$12$ friends play a tennis tournament, where each plays only one game with any of the other eleven. Winner gets one points. Loser getos zero points, and there is no draw. Final points of the participants are $B_1, B_2, ..., B_{12}$. Find the largest possible value of the sum $\Sigma_3=B_1^3+B_2^3+ ... + B_{12}^3$ .
Problem
Source: Greece JBMO TST 2018 p3
Tags: algebra, combinatorics, maximum, Sum, Sum of powers
18.05.2019 18:44
up!up!up! Can someone sovle this plesase
28.09.2019 18:21
Anyone got solution?
28.09.2019 18:32
By Jensen's inequality, we want to maximize as many people as possible.

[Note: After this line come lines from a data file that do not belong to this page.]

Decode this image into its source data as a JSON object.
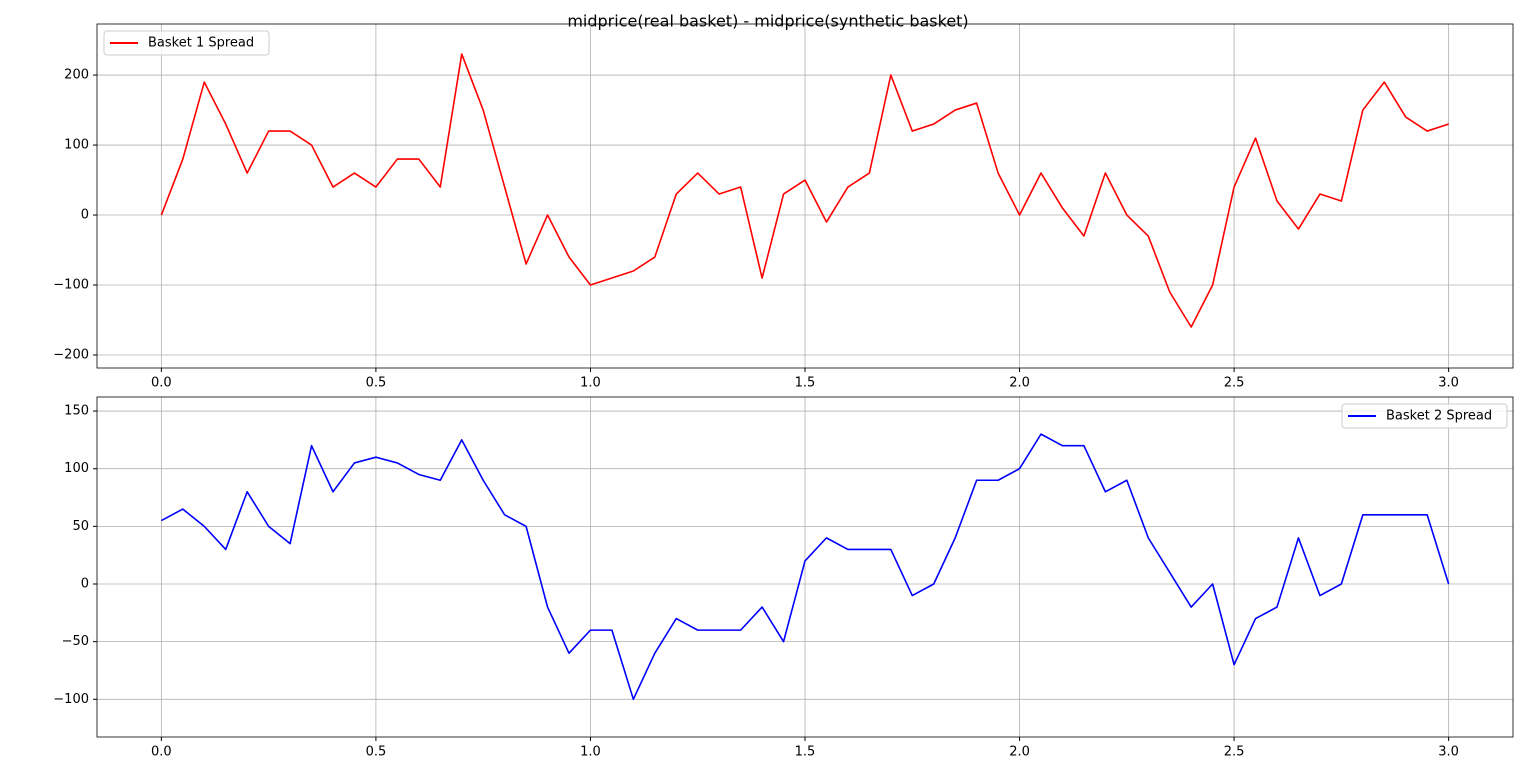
{
  "title": "midprice(real basket) - midprice(synthetic basket)",
  "chart_data": [
    {
      "type": "line",
      "x": [
        0,
        0.05,
        0.1,
        0.15,
        0.2,
        0.25,
        0.3,
        0.35,
        0.4,
        0.45,
        0.5,
        0.55,
        0.6,
        0.65,
        0.7,
        0.75,
        0.8,
        0.85,
        0.9,
        0.95,
        1,
        1.05,
        1.1,
        1.15,
        1.2,
        1.25,
        1.3,
        1.35,
        1.4,
        1.45,
        1.5,
        1.55,
        1.6,
        1.65,
        1.7,
        1.75,
        1.8,
        1.85,
        1.9,
        1.95,
        2,
        2.05,
        2.1,
        2.15,
        2.2,
        2.25,
        2.3,
        2.35,
        2.4,
        2.45,
        2.5,
        2.55,
        2.6,
        2.65,
        2.7,
        2.75,
        2.8,
        2.85,
        2.9,
        2.95,
        3
      ],
      "series": [
        {
          "name": "Basket 1 Spread",
          "color": "#ff0000",
          "values": [
            0,
            80,
            190,
            130,
            60,
            120,
            120,
            100,
            40,
            60,
            40,
            80,
            80,
            40,
            230,
            150,
            40,
            -70,
            0,
            -60,
            -100,
            -90,
            -80,
            -60,
            30,
            60,
            30,
            40,
            -90,
            30,
            50,
            -10,
            40,
            60,
            200,
            120,
            130,
            150,
            160,
            60,
            0,
            60,
            10,
            -30,
            60,
            0,
            -30,
            -110,
            -160,
            -100,
            40,
            110,
            20,
            -20,
            30,
            20,
            150,
            190,
            140,
            120,
            130
          ]
        }
      ],
      "xlim": [
        -0.15,
        3.15
      ],
      "xticks": [
        {
          "value": 0,
          "label": "0.0"
        },
        0.5,
        {
          "value": 1,
          "label": "1.0"
        },
        1.5,
        {
          "value": 2,
          "label": "2.0"
        },
        2.5,
        {
          "value": 3,
          "label": "3.0"
        }
      ],
      "ylim": [
        -218.6,
        273
      ],
      "yticks": [
        {
          "value": -200,
          "label": "−200"
        },
        {
          "value": -100,
          "label": "−100"
        },
        0,
        100,
        200
      ],
      "grid": true,
      "legend": "upper left"
    },
    {
      "type": "line",
      "x": [
        0,
        0.05,
        0.1,
        0.15,
        0.2,
        0.25,
        0.3,
        0.35,
        0.4,
        0.45,
        0.5,
        0.55,
        0.6,
        0.65,
        0.7,
        0.75,
        0.8,
        0.85,
        0.9,
        0.95,
        1,
        1.05,
        1.1,
        1.15,
        1.2,
        1.25,
        1.3,
        1.35,
        1.4,
        1.45,
        1.5,
        1.55,
        1.6,
        1.65,
        1.7,
        1.75,
        1.8,
        1.85,
        1.9,
        1.95,
        2,
        2.05,
        2.1,
        2.15,
        2.2,
        2.25,
        2.3,
        2.35,
        2.4,
        2.45,
        2.5,
        2.55,
        2.6,
        2.65,
        2.7,
        2.75,
        2.8,
        2.85,
        2.9,
        2.95,
        3
      ],
      "series": [
        {
          "name": "Basket 2 Spread",
          "color": "#0000ff",
          "values": [
            55,
            65,
            50,
            30,
            80,
            50,
            35,
            120,
            80,
            105,
            110,
            105,
            95,
            90,
            125,
            90,
            60,
            50,
            -20,
            -60,
            -40,
            -40,
            -100,
            -60,
            -30,
            -40,
            -40,
            -40,
            -20,
            -50,
            20,
            40,
            30,
            30,
            30,
            -10,
            0,
            40,
            90,
            90,
            100,
            130,
            120,
            120,
            80,
            90,
            40,
            10,
            -20,
            0,
            -70,
            -30,
            -20,
            40,
            -10,
            0,
            60,
            60,
            60,
            60,
            0
          ]
        }
      ],
      "xlim": [
        -0.15,
        3.15
      ],
      "xticks": [
        {
          "value": 0,
          "label": "0.0"
        },
        0.5,
        {
          "value": 1,
          "label": "1.0"
        },
        1.5,
        {
          "value": 2,
          "label": "2.0"
        },
        2.5,
        {
          "value": 3,
          "label": "3.0"
        }
      ],
      "ylim": [
        -132.7,
        162.2
      ],
      "yticks": [
        {
          "value": -100,
          "label": "−100"
        },
        {
          "value": -50,
          "label": "−50"
        },
        0,
        50,
        100,
        150
      ],
      "grid": true,
      "legend": "upper right"
    }
  ]
}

At best, $1$ person can have $11$ points. Then the next best person must have at most $10$ points. The third place gets $9$, and so on until the last person gets $0$ points. The sum is $$\left(\frac{11\cdot 12}{2}\right)^2 = \boxed{4356}$$Now suppose two people have the same score, $b$. As they played each other, one of them beat the other. Then it is possible to change their scores to $b-1, b+1$. And note that $$(b-1)^3+(b+1)^3 = 2b^3 + 6b > 2b^3=b^3 + b^3$$and so it is beneficial to do this. Also, we can always keep doing this until we are left with all different scores. (Left to the reader as an exercise.)
28.03.2023 07:14
Note that $(b-1)^3+(b+1)^3 = 2b^3+6b > b^3+b^3$, so clearly b and b scores are less optimized for max sum than b-1 and b+1. This technique is like smoothing, where we want to push the numbers as far apart from each other with one maximized and others slowly decreasing, until we cannot increase the larger numbers any further. So, 1 person needs 11, then another must have 10 points, etc. Also, clearly we want everyone to play everyone else for max wins. So our sum $1^3+2^3+…+12^3=(1+2+…+12)^2=\boxed{4356}$.